若林)私も娘がいるので、そのお気持ちはとてもわかります。
茂田)紫外線の害っていうのは、大きく分けると2つありますよね。ひとつは肌表面の細胞に対するダメージ、そしてもうひとつは活性酸素によって細胞内のDNAが傷つく、という害。そして割合からいうと、後者の活性酸素によるDNAの損傷のほうが、紫外線によるダメージの6割から7割を占めているということがわかっているんです。そして今回の日焼け止めの開発にあたって、勉強会などにもいろいろ参加して再確認したのは、日焼け止めプラス、体の中を抗酸化にしておくことが大事、ということでした。そして子どもたちでも取り組みやすい、体の中を抗酸化にする方法って何だろう?と考えて。そうだ、子どもたちって夏は麦茶をゴクゴク飲んでいるから、それを抗酸化力の高いハーブティーにしたらどうだろう、と。もちろん、もともとは日焼けによる老化予防のために抗酸化物質を摂るという女性のお肌のためのテーマでもありますが、お子さんを紫外線からどう守るか、というのも今後もっとやっていきたいな、と思っているんです。ハーブ業界ではこういった紫外線対策において、何か研究が進んでいたりするのでしょうか?

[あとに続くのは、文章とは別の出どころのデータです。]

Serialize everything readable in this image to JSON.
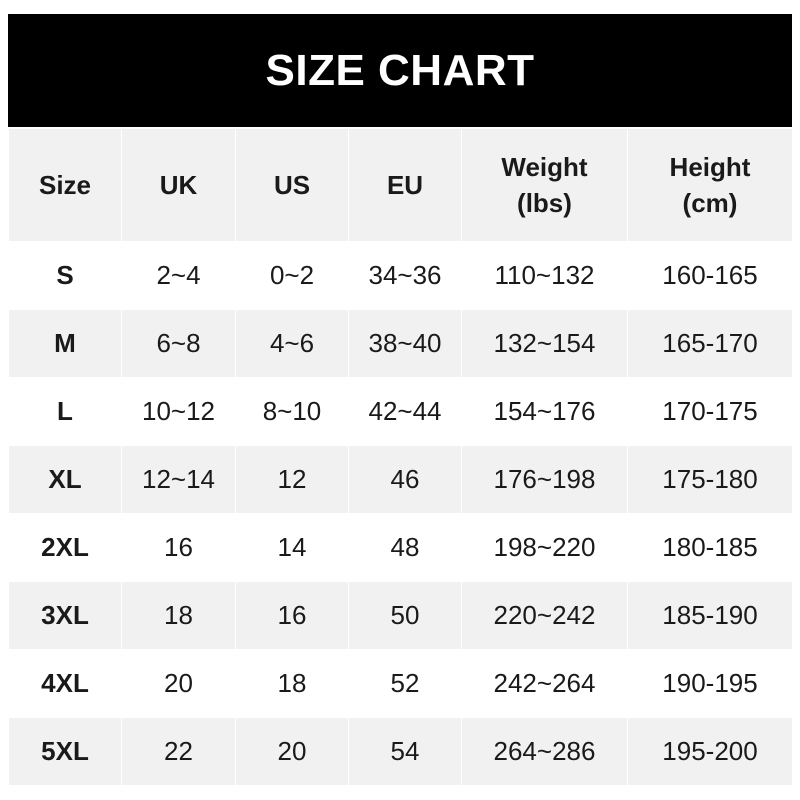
{
  "title": "SIZE CHART",
  "headers": [
    "Size",
    "UK",
    "US",
    "EU",
    "Weight\n(lbs)",
    "Height\n(cm)"
  ],
  "header_lines": [
    [
      "Size"
    ],
    [
      "UK"
    ],
    [
      "US"
    ],
    [
      "EU"
    ],
    [
      "Weight",
      "(lbs)"
    ],
    [
      "Height",
      "(cm)"
    ]
  ],
  "rows": [
    [
      "S",
      "2~4",
      "0~2",
      "34~36",
      "110~132",
      "160-165"
    ],
    [
      "M",
      "6~8",
      "4~6",
      "38~40",
      "132~154",
      "165-170"
    ],
    [
      "L",
      "10~12",
      "8~10",
      "42~44",
      "154~176",
      "170-175"
    ],
    [
      "XL",
      "12~14",
      "12",
      "46",
      "176~198",
      "175-180"
    ],
    [
      "2XL",
      "16",
      "14",
      "48",
      "198~220",
      "180-185"
    ],
    [
      "3XL",
      "18",
      "16",
      "50",
      "220~242",
      "185-190"
    ],
    [
      "4XL",
      "20",
      "18",
      "52",
      "242~264",
      "190-195"
    ],
    [
      "5XL",
      "22",
      "20",
      "54",
      "264~286",
      "195-200"
    ]
  ],
  "colors": {
    "title_bg": "#000000",
    "stripe": "#f1f1f1"
  }
}
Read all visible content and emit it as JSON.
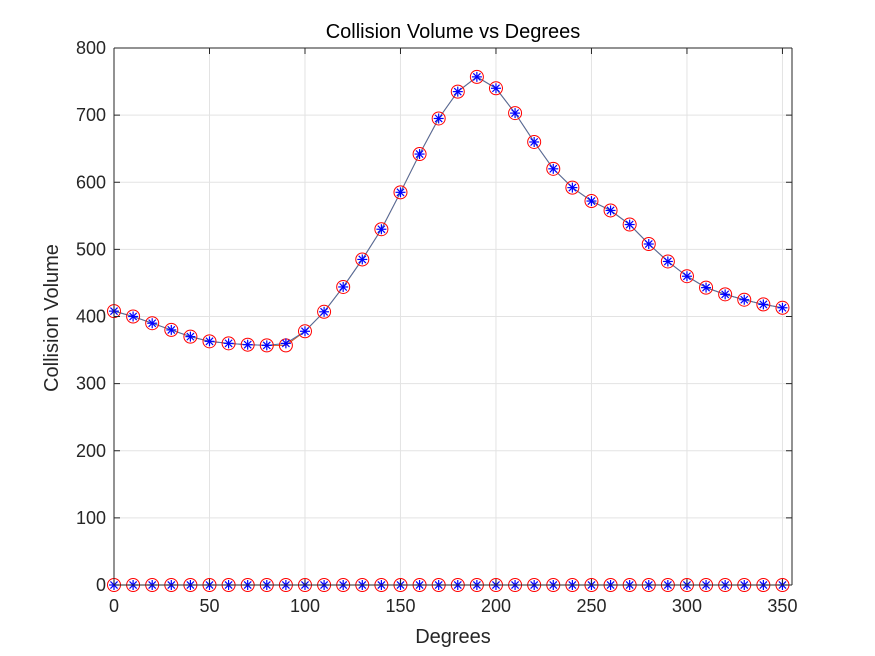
{
  "chart_data": {
    "type": "line",
    "title": "Collision Volume vs Degrees",
    "xlabel": "Degrees",
    "ylabel": "Collision Volume",
    "xlim": [
      0,
      355
    ],
    "ylim": [
      0,
      800
    ],
    "xticks": [
      0,
      50,
      100,
      150,
      200,
      250,
      300,
      350
    ],
    "yticks": [
      0,
      100,
      200,
      300,
      400,
      500,
      600,
      700,
      800
    ],
    "grid": true,
    "x": [
      0,
      10,
      20,
      30,
      40,
      50,
      60,
      70,
      80,
      90,
      100,
      110,
      120,
      130,
      140,
      150,
      160,
      170,
      180,
      190,
      200,
      210,
      220,
      230,
      240,
      250,
      260,
      270,
      280,
      290,
      300,
      310,
      320,
      330,
      340,
      350
    ],
    "series": [
      {
        "values": [
          408,
          400,
          390,
          380,
          370,
          363,
          360,
          358,
          357,
          357,
          378,
          407,
          444,
          485,
          530,
          585,
          642,
          695,
          735,
          757,
          740,
          703,
          660,
          620,
          592,
          572,
          558,
          537,
          508,
          482,
          460,
          443,
          433,
          425,
          418,
          413
        ],
        "color": "#d95319",
        "marker": "circle-red"
      },
      {
        "values": [
          408,
          400,
          390,
          380,
          370,
          363,
          360,
          358,
          357,
          360,
          378,
          407,
          444,
          485,
          530,
          585,
          642,
          695,
          735,
          757,
          740,
          703,
          660,
          620,
          592,
          572,
          558,
          537,
          508,
          482,
          460,
          443,
          433,
          425,
          418,
          413
        ],
        "color": "#4a6fa5",
        "marker": "asterisk-blue"
      },
      {
        "values": [
          0,
          0,
          0,
          0,
          0,
          0,
          0,
          0,
          0,
          0,
          0,
          0,
          0,
          0,
          0,
          0,
          0,
          0,
          0,
          0,
          0,
          0,
          0,
          0,
          0,
          0,
          0,
          0,
          0,
          0,
          0,
          0,
          0,
          0,
          0,
          0
        ],
        "color": "#d95319",
        "marker": "circle-red"
      },
      {
        "values": [
          0,
          0,
          0,
          0,
          0,
          0,
          0,
          0,
          0,
          0,
          0,
          0,
          0,
          0,
          0,
          0,
          0,
          0,
          0,
          0,
          0,
          0,
          0,
          0,
          0,
          0,
          0,
          0,
          0,
          0,
          0,
          0,
          0,
          0,
          0,
          0
        ],
        "color": "#4a6fa5",
        "marker": "asterisk-blue"
      }
    ],
    "colors": {
      "circle": "#ff0000",
      "asterisk": "#0000ff",
      "axis": "#262626"
    }
  }
}
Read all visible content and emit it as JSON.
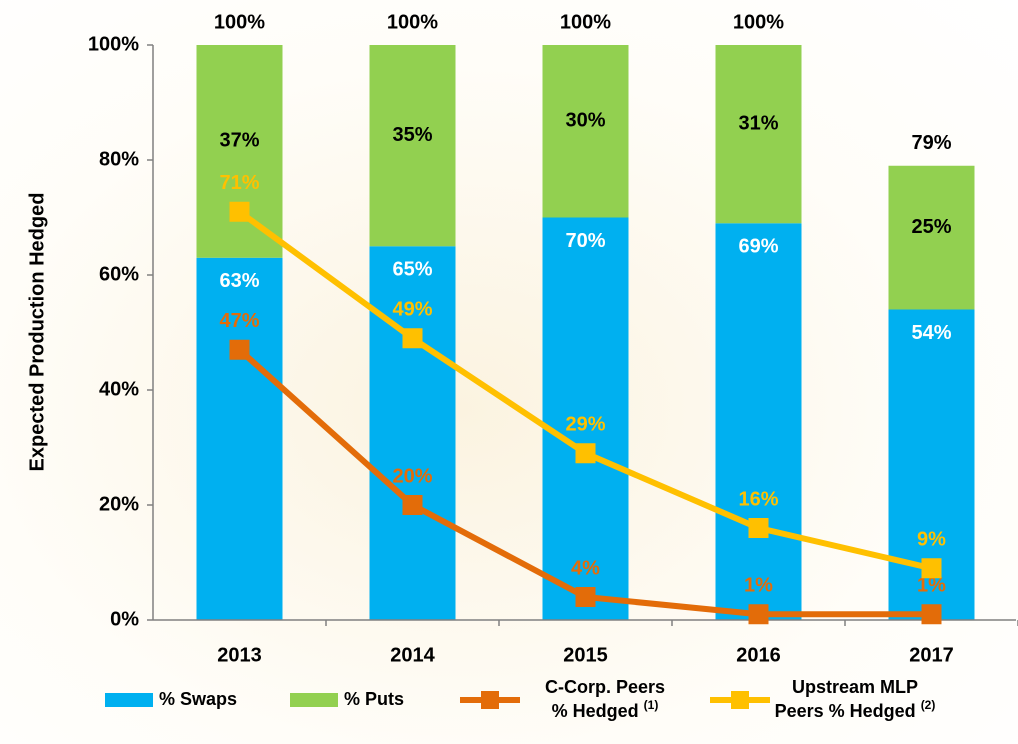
{
  "chart_data": {
    "type": "bar",
    "stacked": true,
    "y_label": "Expected Production Hedged",
    "categories": [
      "2013",
      "2014",
      "2015",
      "2016",
      "2017"
    ],
    "ylim": [
      0,
      100
    ],
    "yticks": [
      {
        "value": 0,
        "label": "0%"
      },
      {
        "value": 20,
        "label": "20%"
      },
      {
        "value": 40,
        "label": "40%"
      },
      {
        "value": 60,
        "label": "60%"
      },
      {
        "value": 80,
        "label": "80%"
      },
      {
        "value": 100,
        "label": "100%"
      }
    ],
    "totals": [
      100,
      100,
      100,
      100,
      79
    ],
    "total_labels": [
      "100%",
      "100%",
      "100%",
      "100%",
      "79%"
    ],
    "series": [
      {
        "name": "% Swaps",
        "type": "bar",
        "color": "#00b0f0",
        "label_color": "#ffffff",
        "values": [
          63,
          65,
          70,
          69,
          54
        ],
        "value_labels": [
          "63%",
          "65%",
          "70%",
          "69%",
          "54%"
        ]
      },
      {
        "name": "% Puts",
        "type": "bar",
        "color": "#92d050",
        "label_color": "#000000",
        "values": [
          37,
          35,
          30,
          31,
          25
        ],
        "value_labels": [
          "37%",
          "35%",
          "30%",
          "31%",
          "25%"
        ]
      },
      {
        "name": "C-Corp. Peers % Hedged",
        "footnote": "(1)",
        "type": "line",
        "color": "#e36c09",
        "values": [
          47,
          20,
          4,
          1,
          1
        ],
        "value_labels": [
          "47%",
          "20%",
          "4%",
          "1%",
          "1%"
        ]
      },
      {
        "name": "Upstream MLP Peers % Hedged",
        "footnote": "(2)",
        "type": "line",
        "color": "#ffc000",
        "values": [
          71,
          49,
          29,
          16,
          9
        ],
        "value_labels": [
          "71%",
          "49%",
          "29%",
          "16%",
          "9%"
        ]
      }
    ]
  }
}
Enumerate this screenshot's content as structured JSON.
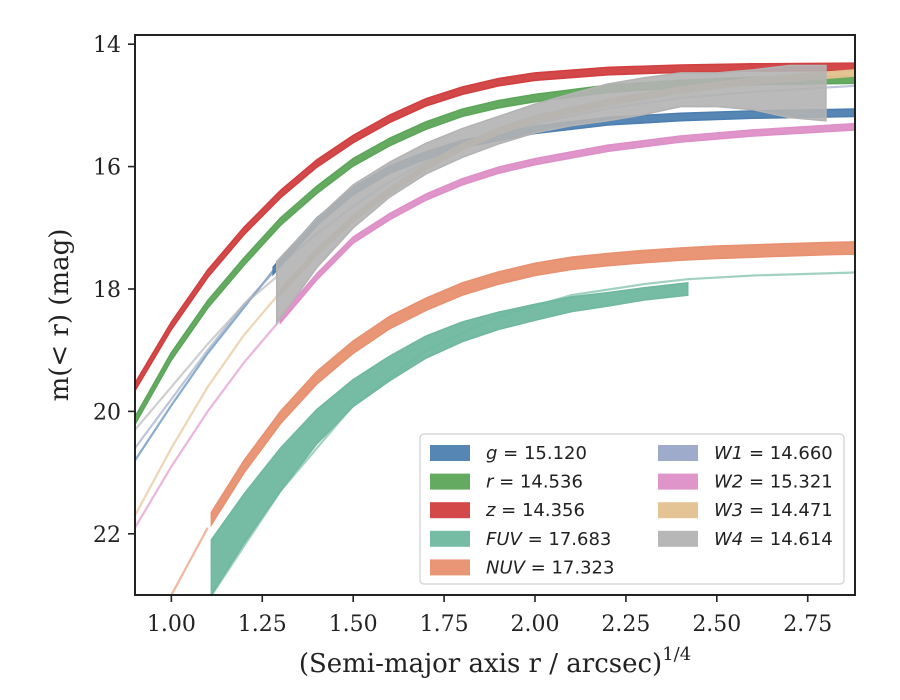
{
  "chart_data": {
    "type": "line",
    "xlabel": "(Semi-major axis r / arcsec)",
    "xlabel_sup": "1/4",
    "ylabel": "m(< r) (mag)",
    "xlim": [
      0.9,
      2.88
    ],
    "ylim": [
      23.0,
      13.85
    ],
    "y_inverted": true,
    "x_ticks": [
      "1.00",
      "1.25",
      "1.50",
      "1.75",
      "2.00",
      "2.25",
      "2.50",
      "2.75"
    ],
    "y_ticks": [
      "14",
      "16",
      "18",
      "20",
      "22"
    ],
    "grid": false,
    "legend_position": "lower-right",
    "series": [
      {
        "key": "g",
        "label": "g = 15.120",
        "color": "#4c7fb0",
        "faint_x": [
          0.9,
          1.0,
          1.1,
          1.2,
          1.28
        ],
        "faint_y": [
          20.8,
          19.9,
          19.05,
          18.3,
          17.7
        ],
        "x": [
          1.28,
          1.4,
          1.5,
          1.6,
          1.7,
          1.8,
          2.0,
          2.2,
          2.4,
          2.6,
          2.88
        ],
        "y": [
          17.7,
          16.9,
          16.4,
          16.05,
          15.82,
          15.63,
          15.4,
          15.26,
          15.19,
          15.15,
          15.12
        ],
        "band": 0.06
      },
      {
        "key": "r",
        "label": "r = 14.536",
        "color": "#5ca659",
        "faint_x": [],
        "faint_y": [],
        "x": [
          0.9,
          1.0,
          1.1,
          1.2,
          1.3,
          1.4,
          1.5,
          1.6,
          1.7,
          1.8,
          1.9,
          2.0,
          2.2,
          2.4,
          2.6,
          2.88
        ],
        "y": [
          20.15,
          19.1,
          18.25,
          17.55,
          16.9,
          16.38,
          15.93,
          15.6,
          15.33,
          15.12,
          14.98,
          14.88,
          14.73,
          14.65,
          14.6,
          14.58
        ],
        "band": 0.06
      },
      {
        "key": "z",
        "label": "z = 14.356",
        "color": "#d13f3f",
        "faint_x": [],
        "faint_y": [],
        "x": [
          0.9,
          1.0,
          1.1,
          1.2,
          1.3,
          1.4,
          1.5,
          1.6,
          1.7,
          1.8,
          1.9,
          2.0,
          2.2,
          2.4,
          2.6,
          2.88
        ],
        "y": [
          19.6,
          18.6,
          17.75,
          17.05,
          16.45,
          15.95,
          15.55,
          15.22,
          14.95,
          14.76,
          14.62,
          14.53,
          14.44,
          14.4,
          14.38,
          14.37
        ],
        "band": 0.06
      },
      {
        "key": "FUV",
        "label": "FUV = 17.683",
        "color": "#6fb8a0",
        "faint_x": [
          0.9,
          1.0,
          1.1,
          1.2,
          1.3,
          1.5,
          1.7,
          1.9,
          2.1,
          2.3,
          2.42,
          2.6,
          2.88
        ],
        "faint_y": [
          24.6,
          23.9,
          23.1,
          22.2,
          21.3,
          19.9,
          19.0,
          18.45,
          18.1,
          17.92,
          17.84,
          17.78,
          17.73
        ],
        "x": [
          1.11,
          1.2,
          1.3,
          1.4,
          1.5,
          1.6,
          1.7,
          1.8,
          1.9,
          2.0,
          2.1,
          2.2,
          2.3,
          2.42
        ],
        "y": [
          22.55,
          21.75,
          20.95,
          20.25,
          19.7,
          19.3,
          18.95,
          18.7,
          18.52,
          18.38,
          18.25,
          18.17,
          18.08,
          18.0
        ],
        "band_lo": [
          0.45,
          0.4,
          0.35,
          0.28,
          0.22,
          0.2,
          0.18,
          0.16,
          0.14,
          0.13,
          0.12,
          0.11,
          0.1,
          0.1
        ],
        "band_hi": [
          0.45,
          0.4,
          0.35,
          0.28,
          0.22,
          0.2,
          0.18,
          0.16,
          0.14,
          0.13,
          0.12,
          0.11,
          0.1,
          0.1
        ]
      },
      {
        "key": "NUV",
        "label": "NUV = 17.323",
        "color": "#e8906f",
        "faint_x": [
          0.9,
          1.0,
          1.1
        ],
        "faint_y": [
          24.2,
          23.0,
          21.9
        ],
        "x": [
          1.11,
          1.2,
          1.3,
          1.4,
          1.5,
          1.6,
          1.7,
          1.8,
          1.9,
          2.0,
          2.1,
          2.2,
          2.3,
          2.4,
          2.5,
          2.6,
          2.7,
          2.8,
          2.88
        ],
        "y": [
          21.75,
          20.9,
          20.1,
          19.45,
          18.95,
          18.55,
          18.25,
          18.0,
          17.82,
          17.68,
          17.58,
          17.52,
          17.47,
          17.43,
          17.4,
          17.38,
          17.36,
          17.34,
          17.33
        ],
        "band": 0.1
      },
      {
        "key": "W1",
        "label": "W1 = 14.660",
        "color": "#9aa6c8",
        "faint_x": [
          0.9,
          1.0,
          1.1,
          1.2,
          1.3,
          1.4,
          1.5,
          1.6,
          1.7,
          1.8,
          2.0,
          2.2,
          2.4,
          2.6,
          2.88
        ],
        "faint_y": [
          20.6,
          19.8,
          19.0,
          18.25,
          17.6,
          17.1,
          16.65,
          16.25,
          15.92,
          15.65,
          15.3,
          15.05,
          14.88,
          14.78,
          14.68
        ],
        "x": [],
        "y": [],
        "band": 0
      },
      {
        "key": "W2",
        "label": "W2 = 15.321",
        "color": "#de8fc7",
        "faint_x": [
          0.9,
          1.0,
          1.1,
          1.2,
          1.3
        ],
        "faint_y": [
          21.9,
          20.9,
          20.0,
          19.2,
          18.5
        ],
        "x": [
          1.3,
          1.4,
          1.5,
          1.6,
          1.7,
          1.8,
          1.9,
          2.0,
          2.2,
          2.4,
          2.6,
          2.88
        ],
        "y": [
          18.5,
          17.8,
          17.2,
          16.82,
          16.5,
          16.25,
          16.06,
          15.92,
          15.7,
          15.55,
          15.45,
          15.35
        ],
        "band": 0.05
      },
      {
        "key": "W3",
        "label": "W3 = 14.471",
        "color": "#e3c08f",
        "faint_x": [
          0.9,
          1.0,
          1.1,
          1.2,
          1.3
        ],
        "faint_y": [
          21.7,
          20.6,
          19.6,
          18.75,
          18.05
        ],
        "x": [
          1.3,
          1.4,
          1.5,
          1.6,
          1.7,
          1.8,
          1.9,
          2.0,
          2.2,
          2.4,
          2.6,
          2.88
        ],
        "y": [
          18.05,
          17.4,
          16.85,
          16.4,
          16.0,
          15.68,
          15.42,
          15.22,
          14.95,
          14.75,
          14.6,
          14.47
        ],
        "band": 0.05
      },
      {
        "key": "W4",
        "label": "W4 = 14.614",
        "color": "#b3b3b3",
        "faint_x": [
          0.9,
          1.0,
          1.1,
          1.2,
          1.29
        ],
        "faint_y": [
          20.3,
          19.6,
          18.9,
          18.25,
          17.8
        ],
        "x": [
          1.29,
          1.4,
          1.5,
          1.6,
          1.7,
          1.8,
          1.9,
          2.0,
          2.1,
          2.2,
          2.3,
          2.4,
          2.5,
          2.6,
          2.7,
          2.8
        ],
        "y": [
          17.8,
          17.1,
          16.55,
          16.15,
          15.82,
          15.58,
          15.38,
          15.2,
          15.03,
          14.9,
          14.8,
          14.72,
          14.72,
          14.72,
          14.75,
          14.8
        ],
        "band_lo": [
          0.75,
          0.55,
          0.45,
          0.35,
          0.3,
          0.27,
          0.25,
          0.25,
          0.3,
          0.35,
          0.35,
          0.3,
          0.3,
          0.35,
          0.45,
          0.45
        ],
        "band_hi": [
          0.25,
          0.25,
          0.25,
          0.22,
          0.2,
          0.2,
          0.2,
          0.22,
          0.22,
          0.25,
          0.25,
          0.25,
          0.25,
          0.3,
          0.4,
          0.45
        ]
      }
    ],
    "legend_columns": [
      [
        "g",
        "r",
        "z",
        "FUV",
        "NUV"
      ],
      [
        "W1",
        "W2",
        "W3",
        "W4"
      ]
    ]
  }
}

若林)紫外線に対する直接的な働きとなると難しくなってきますが、紫外線を浴びることによって発生する活性酸素に対する抗酸化、皮膚の角質層を構成するケラチンの生成力アップ、そして内分泌系の働きを整えることでその人自身のバリア機能を高める、という3つのことは昔から認められているアプローチだと思います。あとは、紫外線を受けた後の肌表面のダメージをどう緩和していくか、というのもひとつありますね。これについてはハーブを使った伝統的な療法の中でも、カレンデュラの炎症鎮静作用によってダメージを食い止める、といった方法が代表的です。とくに紫外線対策と特化できる感じではないのですが、内側からその人のお肌の機能性をアップする、活性酸素の影響を軽減することについては、もともとハーブの本領だと思います。植物は太陽を浴びて光合成しないことには生きられない、でもそれだけ紫外線を浴びて細胞を壊すことにもなるので、自分の身を守るために抗酸化物質を作りながら生きています。だからハーブを体内に取り込むことは、私たちの中で起こっている活性酸素はじめフリーラジカルによる内的被爆を押え込むことにつながります。単純に抗酸化だけの話ではないのですが、古くから植物によるアンチエイジングの考え方や不老不死の捉え方がされてきたのは、植物が植物であるがゆえに作り出しているいろいろな要素が、生き物の健康管理に根ざしているためだと思います。